Your parents have their priorities out of order. They have demonstrated an inability to deal with addiction issues. You need to stop using your mom as the filter between you and your brother. She is not up to the task. Your parents are providing an easy environment to continue your brother's addiction - money, food, shelter, family care, football and no-rehab. Very few addicts will do the work of kicking their addiction when it's cushy and comfortable.

Establish a direct link to your brother and have your other sibling do the same - daily or weekly calls, visits if possible. If your brother wants help, then you're there for him. If he's not ready to kick his addiction, then there's nothing that you can do.

I'm sorry that you're going through this. Good luck to you and your family.
posted by 26.2 at 8:20 AM on July 10, 2008


And they seem adverse to sending him to rehab, they want to get him clean themselves.

That line screams, screams, SCREAMS enabling parents! Especially in the context of their past histories and them wanting to move to their son's town so that they can provide him with all the happy comforts and enabling lifestyle he's been familiar with his whole life.
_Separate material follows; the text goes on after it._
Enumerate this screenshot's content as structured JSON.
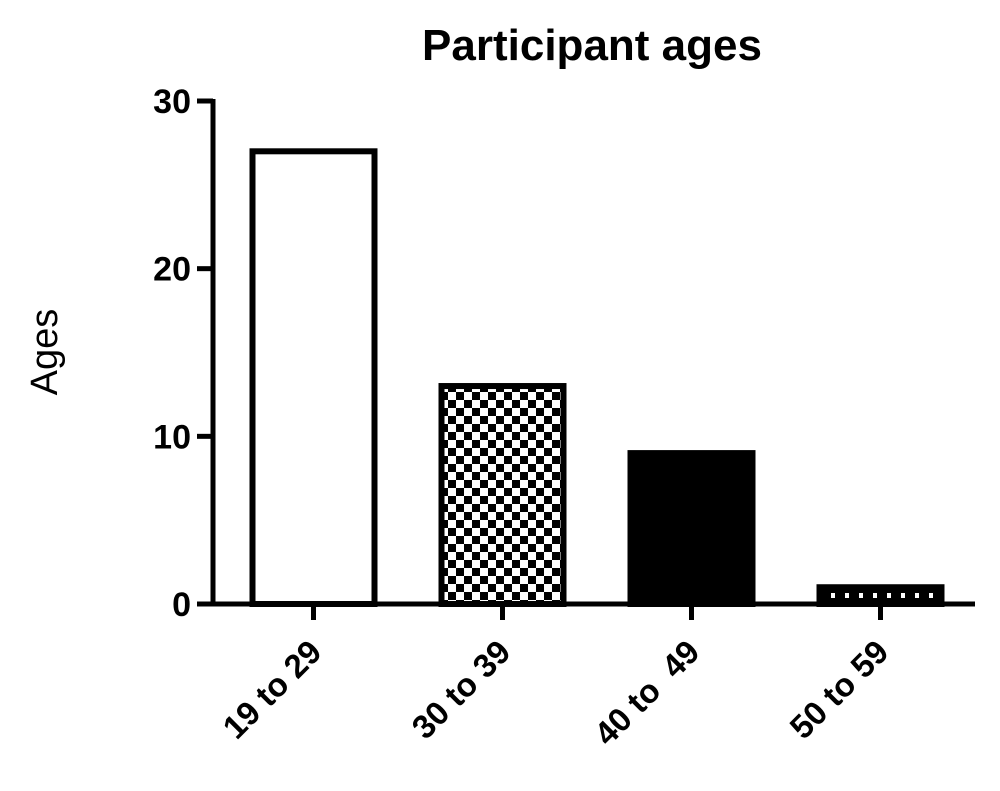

I mean really, it'd be crazy to expect him to change under those conditions!

Or everything 26.2 said.

But also like others have said, the best thing you can do is be strong, continue therapy, live well, and try to learn more and see the situation as clearly as possible. Focus on that, and the answers to the rest of the questions about how to deal with this will reveal themselves.
posted by iamkimiam at 4:56 PM on July 10, 2008


Nar-Anon was helpful for me in a similar circumstance. Best of luck to you - this is tough.